University of Texas Professor Art Markman has a great article on idea generation over at Fast Company's website this week. Markman describes the "high" that people often feel at the end of an idea generation session. He argues that we should be careful about that positive emotional rush that we feel in that moment. Markman explains:
Unfortunately, some amount of the strong positive feeling you are having in that moment is a result of the idea generation process itself. Completing a goal makes you feel good, and coming up with a potential solution to a hard problem makes you feel good. In addition, positive social interactions make you feel good, and group idea generation fits that bill. Finally, research demonstrates that fast thinking makes you feel good. When the ideas are flying around the room, there is a lot of fast thinking going on.So, the entire setting of idea generation creates lots of positive feeling. Then, everyone looks around the room for the source of that feeling. And they settle on the idea you just created as a team. In that moment, that idea is not just good, it is the best idea ever.

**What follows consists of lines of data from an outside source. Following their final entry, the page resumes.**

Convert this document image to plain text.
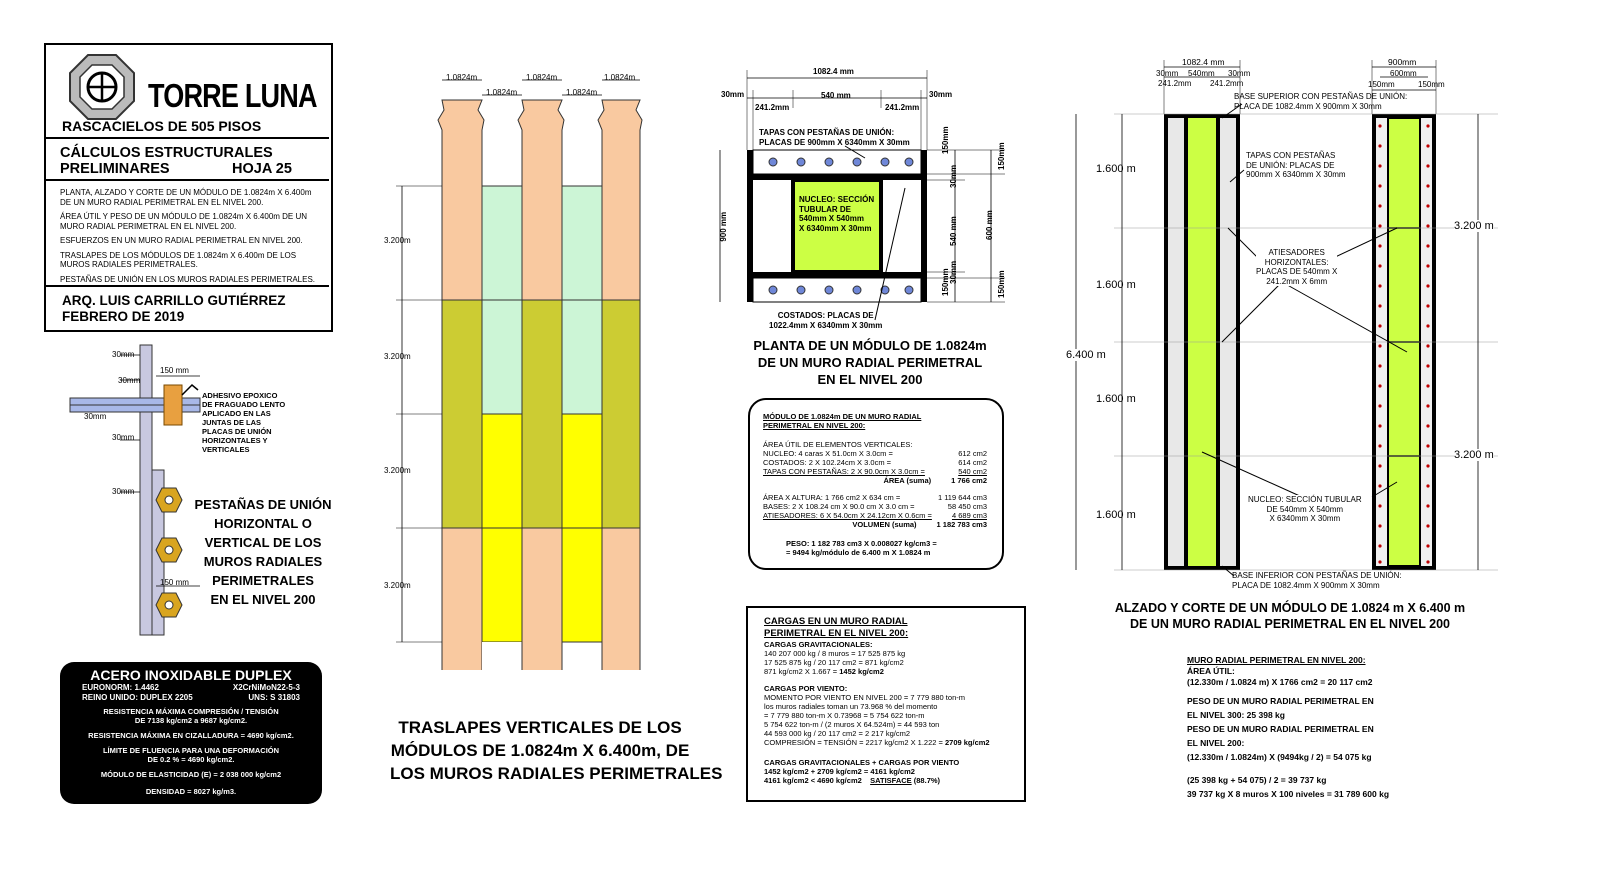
TORRE LUNA
RASCACIELOS DE 505 PISOS
CÁLCULOS ESTRUCTURALES
PRELIMINARES	HOJA 25
PLANTA, ALZADO Y CORTE DE UN MÓDULO DE 1.0824m X 6.400m DE UN MURO RADIAL PERIMETRAL EN EL NIVEL 200.
ÁREA ÚTIL Y PESO DE UN MÓDULO DE 1.0824m X 6.400m DE UN MURO RADIAL PERIMETRAL EN EL NIVEL 200.
ESFUERZOS EN UN MURO RADIAL PERIMETRAL EN NIVEL 200.
TRASLAPES DE LOS MÓDULOS DE 1.0824m X 6.400m DE LOS MUROS RADIALES PERIMETRALES.
PESTAÑAS DE UNIÓN EN LOS MUROS RADIALES PERIMETRALES.
ARQ. LUIS CARRILLO GUTIÉRREZ
FEBRERO DE 2019
30mm
30mm
30mm
30mm
30mm
150 mm
150 mm
ADHESIVO EPOXICO
DE FRAGUADO LENTO
APLICADO EN LAS
JUNTAS DE LAS
PLACAS DE UNIÓN
HORIZONTALES Y
VERTICALES
PESTAÑAS DE UNIÓN
HORIZONTAL O
VERTICAL DE LOS
MUROS RADIALES
PERIMETRALES
EN EL NIVEL 200
ACERO INOXIDABLE DUPLEX
EURONORM: 1.4462	X2CrNiMoN22-5-3
REINO UNIDO: DUPLEX 2205	UNS: S 31803
RESISTENCIA MÁXIMA COMPRESIÓN / TENSIÓN
DE 7138 kg/cm2 a 9687 kg/cm2.
RESISTENCIA MÁXIMA EN CIZALLADURA = 4690 kg/cm2.
LÍMITE DE FLUENCIA PARA UNA DEFORMACIÓN
DE 0.2 % = 4690 kg/cm2.
MÓDULO DE ELASTICIDAD (E) = 2 038 000 kg/cm2
DENSIDAD = 8027 kg/m3.
1.0824m
1.0824m
1.0824m
1.0824m
1.0824m
3.200m
3.200m
3.200m
3.200m
TRASLAPES VERTICALES DE LOS
MÓDULOS DE 1.0824m X 6.400m, DE
LOS MUROS RADIALES PERIMETRALES
1082.4 mm
30mm	30mm
241.2mm
540 mm
241.2mm
900 mm
150mm
30mm
540 mm
30mm
150mm
150mm
600 mm
150mm
TAPAS CON PESTAÑAS DE UNIÓN:
PLACAS DE 900mm X 6340mm X 30mm
NUCLEO: SECCIÓN
TUBULAR DE
540mm X 540mm
X 6340mm X 30mm
COSTADOS: PLACAS DE
1022.4mm X 6340mm X 30mm
PLANTA DE UN MÓDULO DE 1.0824m
DE UN MURO RADIAL PERIMETRAL
EN EL NIVEL 200
MÓDULO DE 1.0824m DE UN MURO RADIAL
PERIMETRAL EN NIVEL 200:
ÁREA ÚTIL DE ELEMENTOS VERTICALES:
NUCLEO: 4 caras X 51.0cm X 3.0cm =	612 cm2
COSTADOS: 2 X 102.24cm X 3.0cm =	614 cm2
TAPAS CON PESTAÑAS: 2 X 90.0cm X 3.0cm =	540 cm2
ÁREA (suma)	1 766 cm2
ÁREA X ALTURA: 1 766 cm2 X 634 cm =	1 119 644 cm3
BASES: 2 X 108.24 cm X 90.0 cm X 3.0 cm =	58 450 cm3
ATIESADORES: 6 X 54.0cm X 24.12cm X 0.6cm =	4 689 cm3
VOLUMEN (suma)	1 182 783 cm3
PESO: 1 182 783 cm3 X 0.008027 kg/cm3 =
= 9494 kg/módulo de 6.400 m X 1.0824 m
CARGAS EN UN MURO RADIAL
PERIMETRAL EN EL NIVEL 200:
CARGAS GRAVITACIONALES:
140 207 000 kg / 8 muros = 17 525 875 kg
17 525 875 kg / 20 117 cm2 = 871 kg/cm2
871 kg/cm2 X 1.667 = 1452 kg/cm2
CARGAS POR VIENTO:
MOMENTO POR VIENTO EN NIVEL 200 = 7 779 880 ton-m
los muros radiales toman un 73.968 % del momento
= 7 779 880 ton-m X 0.73968 = 5 754 622 ton-m
5 754 622 ton-m / (2 muros X 64.524m) = 44 593 ton
44 593 000 kg / 20 117 cm2 = 2 217 kg/cm2
COMPRESIÓN = TENSIÓN = 2217 kg/cm2 X 1.222 = 2709 kg/cm2
CARGAS GRAVITACIONALES + CARGAS POR VIENTO
1452 kg/cm2 + 2709 kg/cm2 = 4161 kg/cm2
4161 kg/cm2 < 4690 kg/cm2 SATISFACE (88.7%)
1082.4 mm
30mm 540mm 30mm
241.2mm 241.2mm
900mm
600mm
150mm	150mm
1.600 m
1.600 m
1.600 m
1.600 m
6.400 m
3.200 m
3.200 m
BASE SUPERIOR CON PESTAÑAS DE UNIÓN:
PLACA DE 1082.4mm X 900mm X 30mm
TAPAS CON PESTAÑAS
DE UNIÓN: PLACAS DE
900mm X 6340mm X 30mm
ATIESADORES
HORIZONTALES:
PLACAS DE 540mm X
241.2mm X 6mm
NUCLEO: SECCIÓN TUBULAR
DE 540mm X 540mm
X 6340mm X 30mm
BASE INFERIOR CON PESTAÑAS DE UNIÓN:
PLACA DE 1082.4mm X 900mm X 30mm
ALZADO Y CORTE DE UN MÓDULO DE 1.0824 m X 6.400 m
DE UN MURO RADIAL PERIMETRAL EN EL NIVEL 200
MURO RADIAL PERIMETRAL EN NIVEL 200:
ÁREA ÚTIL:
(12.330m / 1.0824 m) X 1766 cm2 = 20 117 cm2
PESO DE UN MURO RADIAL PERIMETRAL EN
EL NIVEL 300: 25 398 kg
PESO DE UN MURO RADIAL PERIMETRAL EN
EL NIVEL 200:
(12.330m / 1.0824m) X (9494kg / 2) = 54 075 kg
(25 398 kg + 54 075) / 2 = 39 737 kg
39 737 kg X 8 muros X 100 niveles = 31 789 600 kg
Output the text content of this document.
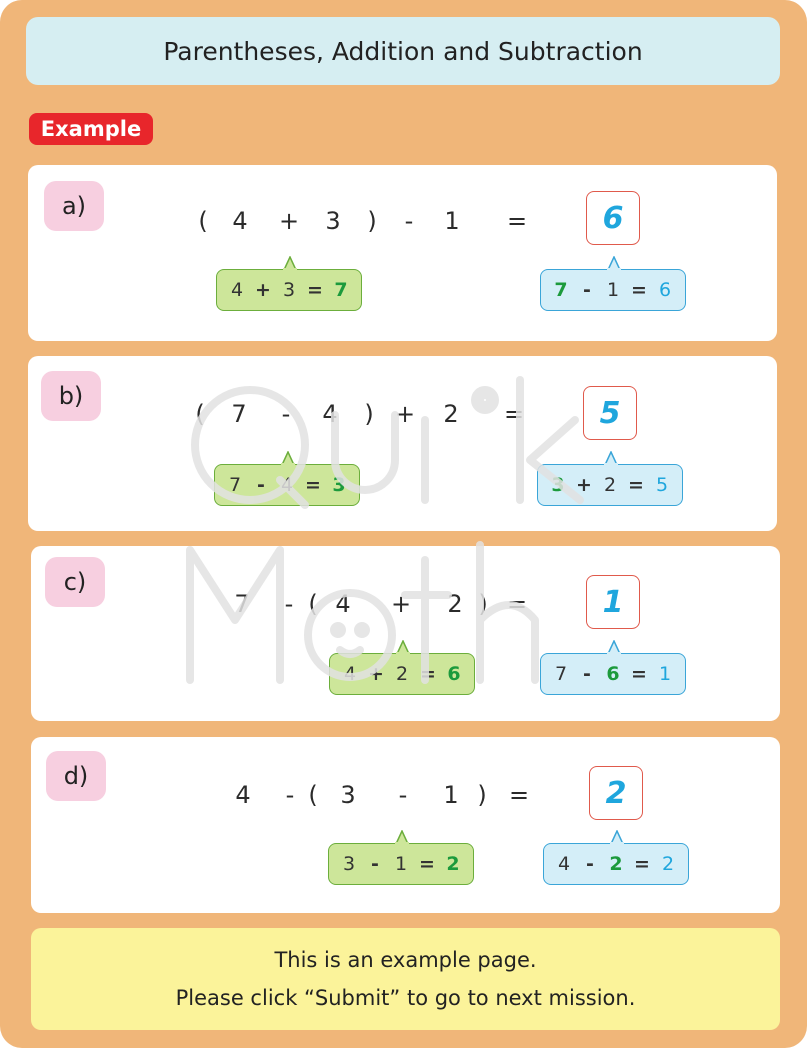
Parentheses, Addition and Subtraction
Example
a)
( 4 + 3 ) - 1 =	6
4 + 3 = 7	7 - 1 = 6
b)
( 7 - 4 ) + 2 =	5
7 - 4 = 3	3 + 2 = 5
c)
7 - ( 4 + 2 ) =	1
4 + 2 = 6	7 - 6 = 1
d)
4 - ( 3 - 1 ) =	2
3 - 1 = 2	4 - 2 = 2
This is an example page.
Please click “Submit” to go to next mission.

How do you avoid a rush to judgment? How can you protect yourself against falling head over heels for your idea a bit too quickly? Markman argues that it's a good idea to step back for a bit. Go for a walk, he says. Take some time to go do something else, and then return to your idea. See how it looks after you have slept on it. Don't let yourself get caught up in the emotions of the idea generation process itself. That seems like terrific advice to me!